Alaska ile Endonezya arasında yaklaşık 7 bin kilometrelik bir mesafe var. Depremler arası bir etkileşimden söz edebilmek için azamî mesafe ne kadar olmalı?
Bu kadar büyük bir mesafedeki depremler arasında doğrudan ve açık bir etkileşim olup olmadığını gözlemlememiz mümkün değil. Lakin büyük sarsıntıların ardından o bölgedeki deprem geriliminin arttığını biliyoruz. Böyle durumlarda bir “gerilim aktarımından” söz ediyoruz. Bu aktarım, artçı sarsıntılara neden oluyor. Depremlerdeki etkileşim bu şekilde cereyan ediyor.
Fakat bunun kapsadığı etki alanı sınırlıdır. Örneğin 8 büyüklüğündeki bir depremde en fazla birkaç yüz kilometrelik bir etkileşim alanı oluşur. Öyle binlerce kilometrelik bir alanda etki göstermesi beklenemez.
Peki ya çoğunlukla plato sınırlarında bulunan yanardağlar ile depremler arasında bir bağlantı var mı?
Bazı plato sınırlarında, deprem ve yanardağ aktiviteleri arasında yoğun bir etkileşim gözlemliyoruz. Bunu anı deprem ile artçı sarsıntılar arasındaki bağlantıya benzetebiliriz. Özellikle de depremin merkez üssüne yakın olan platolarda.
Ancak bazen çok daha karmaşık bir durum ortaya çıkabilir: Zaten kritik durumda olan bir yanardağ, uzak mesafedeki şiddetli bir depremin açığa çıkardığı sismik dalgalardan etkilenebilir. Bu da yanardağlarda bir "uzaktan tetiklemeye” yol açabilir.
Her ne kadar bu çok sık rastalanan bir durum olmasa da, bir "dinamik tetikleyici” fenomeni söz konusudur ve bilimsel açıdan da çok ilginçtir. Ancak son depremler ile yanardağ patlamaları arasında böyle bir bağın bulunması, çok yakın bir ihtimal olarak görünmüyor.
Bu dinamik tetikleyiciyi tam olarak kafamızda nasıl canlandırmalıyız? Örneğin maden sodası şişesininin tabanını masanın üzerine sert bir şekilde vurduğumuzda, şişenin ağız kısmında oluşan gaz kabarcıkları gibi bir şey mi?

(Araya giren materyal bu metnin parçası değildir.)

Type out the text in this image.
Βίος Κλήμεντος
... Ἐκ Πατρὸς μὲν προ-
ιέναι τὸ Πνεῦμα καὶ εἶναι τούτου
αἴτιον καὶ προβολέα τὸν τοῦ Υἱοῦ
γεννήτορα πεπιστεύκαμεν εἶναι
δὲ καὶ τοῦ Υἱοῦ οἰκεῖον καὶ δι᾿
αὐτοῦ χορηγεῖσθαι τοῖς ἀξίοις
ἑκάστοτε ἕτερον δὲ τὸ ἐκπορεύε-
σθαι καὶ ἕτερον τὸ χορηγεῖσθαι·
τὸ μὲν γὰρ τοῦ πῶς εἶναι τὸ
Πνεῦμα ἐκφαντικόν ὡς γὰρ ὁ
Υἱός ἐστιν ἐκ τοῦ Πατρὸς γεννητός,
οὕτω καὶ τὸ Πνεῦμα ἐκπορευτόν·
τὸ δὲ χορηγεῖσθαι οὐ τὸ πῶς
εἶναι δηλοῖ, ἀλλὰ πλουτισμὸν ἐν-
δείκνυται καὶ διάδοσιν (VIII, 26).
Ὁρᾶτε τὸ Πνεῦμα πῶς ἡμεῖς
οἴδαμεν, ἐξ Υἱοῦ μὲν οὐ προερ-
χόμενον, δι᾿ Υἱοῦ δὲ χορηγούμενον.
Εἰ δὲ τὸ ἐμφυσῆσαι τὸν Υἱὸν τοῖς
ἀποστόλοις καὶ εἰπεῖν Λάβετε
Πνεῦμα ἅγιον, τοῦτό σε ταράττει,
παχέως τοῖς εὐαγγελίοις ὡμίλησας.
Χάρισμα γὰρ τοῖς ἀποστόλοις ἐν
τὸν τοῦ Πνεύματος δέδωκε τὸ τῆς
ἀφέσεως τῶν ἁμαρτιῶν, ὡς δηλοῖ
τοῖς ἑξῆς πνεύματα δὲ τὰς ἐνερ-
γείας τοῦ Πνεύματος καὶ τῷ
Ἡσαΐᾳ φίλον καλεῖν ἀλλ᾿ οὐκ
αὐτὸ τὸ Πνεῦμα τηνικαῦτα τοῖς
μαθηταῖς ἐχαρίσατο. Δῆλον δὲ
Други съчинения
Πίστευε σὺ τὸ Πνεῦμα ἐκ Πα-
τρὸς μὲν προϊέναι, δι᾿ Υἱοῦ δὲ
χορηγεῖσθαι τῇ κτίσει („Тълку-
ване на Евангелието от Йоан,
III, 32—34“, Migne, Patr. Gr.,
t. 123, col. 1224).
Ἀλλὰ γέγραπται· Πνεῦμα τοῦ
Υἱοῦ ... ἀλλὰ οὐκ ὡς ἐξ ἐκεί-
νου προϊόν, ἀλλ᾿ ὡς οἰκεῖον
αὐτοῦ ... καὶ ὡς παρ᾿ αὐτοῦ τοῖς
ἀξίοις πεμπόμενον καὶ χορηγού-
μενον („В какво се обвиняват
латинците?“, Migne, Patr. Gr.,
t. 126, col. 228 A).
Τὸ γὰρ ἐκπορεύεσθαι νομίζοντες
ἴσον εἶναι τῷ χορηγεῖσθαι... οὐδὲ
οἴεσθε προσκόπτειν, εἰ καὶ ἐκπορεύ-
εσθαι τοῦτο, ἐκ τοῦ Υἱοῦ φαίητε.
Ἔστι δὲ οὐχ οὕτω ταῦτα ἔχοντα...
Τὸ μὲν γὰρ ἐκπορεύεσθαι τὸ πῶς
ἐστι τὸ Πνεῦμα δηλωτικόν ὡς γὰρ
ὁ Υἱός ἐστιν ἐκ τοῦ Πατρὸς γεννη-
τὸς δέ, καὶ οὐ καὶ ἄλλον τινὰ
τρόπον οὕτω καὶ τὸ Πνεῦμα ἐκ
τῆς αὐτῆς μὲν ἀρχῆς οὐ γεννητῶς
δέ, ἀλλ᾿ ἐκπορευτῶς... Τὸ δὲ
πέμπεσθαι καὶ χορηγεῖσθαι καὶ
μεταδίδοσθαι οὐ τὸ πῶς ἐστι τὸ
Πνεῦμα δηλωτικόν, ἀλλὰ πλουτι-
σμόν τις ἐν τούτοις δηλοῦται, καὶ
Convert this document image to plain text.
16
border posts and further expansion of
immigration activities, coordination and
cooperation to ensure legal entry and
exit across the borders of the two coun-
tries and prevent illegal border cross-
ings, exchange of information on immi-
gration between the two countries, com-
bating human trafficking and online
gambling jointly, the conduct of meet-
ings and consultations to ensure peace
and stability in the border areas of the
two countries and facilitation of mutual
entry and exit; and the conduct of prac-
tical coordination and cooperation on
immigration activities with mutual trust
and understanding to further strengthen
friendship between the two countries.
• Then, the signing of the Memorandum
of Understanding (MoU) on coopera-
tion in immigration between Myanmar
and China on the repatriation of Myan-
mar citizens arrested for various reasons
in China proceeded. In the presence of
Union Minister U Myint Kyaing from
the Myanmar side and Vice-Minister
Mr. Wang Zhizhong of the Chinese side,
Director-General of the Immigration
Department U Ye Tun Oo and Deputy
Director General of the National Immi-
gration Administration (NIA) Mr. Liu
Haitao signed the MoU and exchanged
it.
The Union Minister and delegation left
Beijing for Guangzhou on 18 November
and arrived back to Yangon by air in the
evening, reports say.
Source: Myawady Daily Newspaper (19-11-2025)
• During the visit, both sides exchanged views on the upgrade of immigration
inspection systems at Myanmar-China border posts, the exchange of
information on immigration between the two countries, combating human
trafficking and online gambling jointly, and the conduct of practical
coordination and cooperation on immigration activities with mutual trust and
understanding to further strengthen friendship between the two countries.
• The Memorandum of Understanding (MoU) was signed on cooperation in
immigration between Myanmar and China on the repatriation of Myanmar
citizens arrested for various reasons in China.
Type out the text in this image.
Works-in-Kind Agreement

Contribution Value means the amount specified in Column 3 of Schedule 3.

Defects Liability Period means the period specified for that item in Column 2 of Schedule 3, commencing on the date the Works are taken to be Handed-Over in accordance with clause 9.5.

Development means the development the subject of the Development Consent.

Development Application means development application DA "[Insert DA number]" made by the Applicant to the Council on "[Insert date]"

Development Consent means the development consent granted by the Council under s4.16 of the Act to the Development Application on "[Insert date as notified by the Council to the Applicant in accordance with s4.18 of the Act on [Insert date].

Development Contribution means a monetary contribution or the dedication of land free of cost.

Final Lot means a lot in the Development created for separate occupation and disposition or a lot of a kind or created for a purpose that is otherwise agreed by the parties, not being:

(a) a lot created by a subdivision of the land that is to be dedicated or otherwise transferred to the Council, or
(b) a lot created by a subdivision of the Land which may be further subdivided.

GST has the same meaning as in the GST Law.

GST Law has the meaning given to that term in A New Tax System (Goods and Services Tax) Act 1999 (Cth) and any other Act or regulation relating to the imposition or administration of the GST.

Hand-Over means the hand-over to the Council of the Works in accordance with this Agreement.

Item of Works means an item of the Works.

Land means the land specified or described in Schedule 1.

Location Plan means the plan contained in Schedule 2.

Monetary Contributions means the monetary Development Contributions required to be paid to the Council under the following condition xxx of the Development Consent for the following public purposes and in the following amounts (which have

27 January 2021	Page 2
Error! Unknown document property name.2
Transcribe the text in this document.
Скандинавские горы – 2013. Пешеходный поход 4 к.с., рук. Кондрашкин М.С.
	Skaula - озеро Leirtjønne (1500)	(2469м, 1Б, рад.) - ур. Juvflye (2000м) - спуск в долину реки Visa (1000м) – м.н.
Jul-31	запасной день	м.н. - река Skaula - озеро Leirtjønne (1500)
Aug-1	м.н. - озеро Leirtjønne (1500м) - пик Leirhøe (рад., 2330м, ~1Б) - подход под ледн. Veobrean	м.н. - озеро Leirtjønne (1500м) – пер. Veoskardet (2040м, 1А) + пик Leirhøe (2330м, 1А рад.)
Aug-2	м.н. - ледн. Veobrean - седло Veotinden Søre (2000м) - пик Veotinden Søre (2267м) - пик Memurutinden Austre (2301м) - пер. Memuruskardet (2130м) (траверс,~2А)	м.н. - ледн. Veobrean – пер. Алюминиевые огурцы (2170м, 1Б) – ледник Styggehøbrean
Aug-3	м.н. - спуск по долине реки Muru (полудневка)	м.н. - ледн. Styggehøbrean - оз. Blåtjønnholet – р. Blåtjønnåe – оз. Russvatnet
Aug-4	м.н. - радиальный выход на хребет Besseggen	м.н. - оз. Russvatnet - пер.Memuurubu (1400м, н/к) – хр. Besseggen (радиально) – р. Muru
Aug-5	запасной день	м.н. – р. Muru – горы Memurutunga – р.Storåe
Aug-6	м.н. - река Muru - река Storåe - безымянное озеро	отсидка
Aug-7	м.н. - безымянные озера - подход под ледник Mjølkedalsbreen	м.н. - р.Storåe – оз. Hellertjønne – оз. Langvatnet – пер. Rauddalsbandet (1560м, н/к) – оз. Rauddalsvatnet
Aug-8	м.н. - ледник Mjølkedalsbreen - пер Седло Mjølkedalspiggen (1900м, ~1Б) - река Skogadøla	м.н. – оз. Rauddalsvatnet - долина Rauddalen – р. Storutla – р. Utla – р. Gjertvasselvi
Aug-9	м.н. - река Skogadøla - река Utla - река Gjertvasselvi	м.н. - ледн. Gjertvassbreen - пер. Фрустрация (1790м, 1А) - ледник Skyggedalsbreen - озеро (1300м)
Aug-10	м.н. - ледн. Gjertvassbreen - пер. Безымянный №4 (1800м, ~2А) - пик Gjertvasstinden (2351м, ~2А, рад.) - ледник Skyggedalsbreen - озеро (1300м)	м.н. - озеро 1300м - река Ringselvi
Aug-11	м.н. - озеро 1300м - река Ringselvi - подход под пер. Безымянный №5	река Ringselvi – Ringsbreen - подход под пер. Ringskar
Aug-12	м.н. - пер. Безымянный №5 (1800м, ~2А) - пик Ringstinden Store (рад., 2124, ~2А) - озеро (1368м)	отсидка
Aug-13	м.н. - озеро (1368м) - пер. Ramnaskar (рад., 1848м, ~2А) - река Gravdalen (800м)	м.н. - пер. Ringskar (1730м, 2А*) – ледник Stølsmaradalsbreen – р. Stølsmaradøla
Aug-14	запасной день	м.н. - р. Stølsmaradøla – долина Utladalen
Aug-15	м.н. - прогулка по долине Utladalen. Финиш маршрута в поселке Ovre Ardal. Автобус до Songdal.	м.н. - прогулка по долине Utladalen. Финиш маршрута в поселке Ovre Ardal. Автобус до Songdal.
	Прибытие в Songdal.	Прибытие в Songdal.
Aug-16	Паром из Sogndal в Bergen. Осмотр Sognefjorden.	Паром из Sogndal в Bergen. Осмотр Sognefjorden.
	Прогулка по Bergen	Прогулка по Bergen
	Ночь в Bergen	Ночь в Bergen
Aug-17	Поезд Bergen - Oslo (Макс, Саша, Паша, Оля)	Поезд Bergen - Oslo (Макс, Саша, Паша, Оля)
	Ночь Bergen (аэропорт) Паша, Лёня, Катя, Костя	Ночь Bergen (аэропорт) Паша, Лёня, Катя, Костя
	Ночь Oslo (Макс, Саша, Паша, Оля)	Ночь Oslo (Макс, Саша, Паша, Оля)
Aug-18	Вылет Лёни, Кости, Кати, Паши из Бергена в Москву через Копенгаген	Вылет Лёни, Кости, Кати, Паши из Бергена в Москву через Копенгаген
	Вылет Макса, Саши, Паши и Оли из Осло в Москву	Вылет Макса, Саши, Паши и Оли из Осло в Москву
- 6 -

Evet, yaklaşık olarak böyle bir etki oluşuyor diyebiliriz. Gerçi henüz en ince ayrıntısına kadar inceleme imkanımız olmadı ama dinamik tetikleme sonucu yanardağdaki gazlar, akışkanlar ve magma ocağı harekete geçiyor.
Depremin oluşturduğu sismik dalgalar, yanardağın içindeki akışkan sistemi hızlandırıyor. Bu da gaz üretimini artıyor. Bu gazların yanardağ bacasında birikmesi sonucu yüksek bir basınç oluşuyor.artıyor. Sonunda da volkanik patlama meydana geliyor. Ancak yanardağlar çok karmaşık bir sisteme sahiptir ve deprem olmadan da patlama aşamasına gelmeleri mümkündür.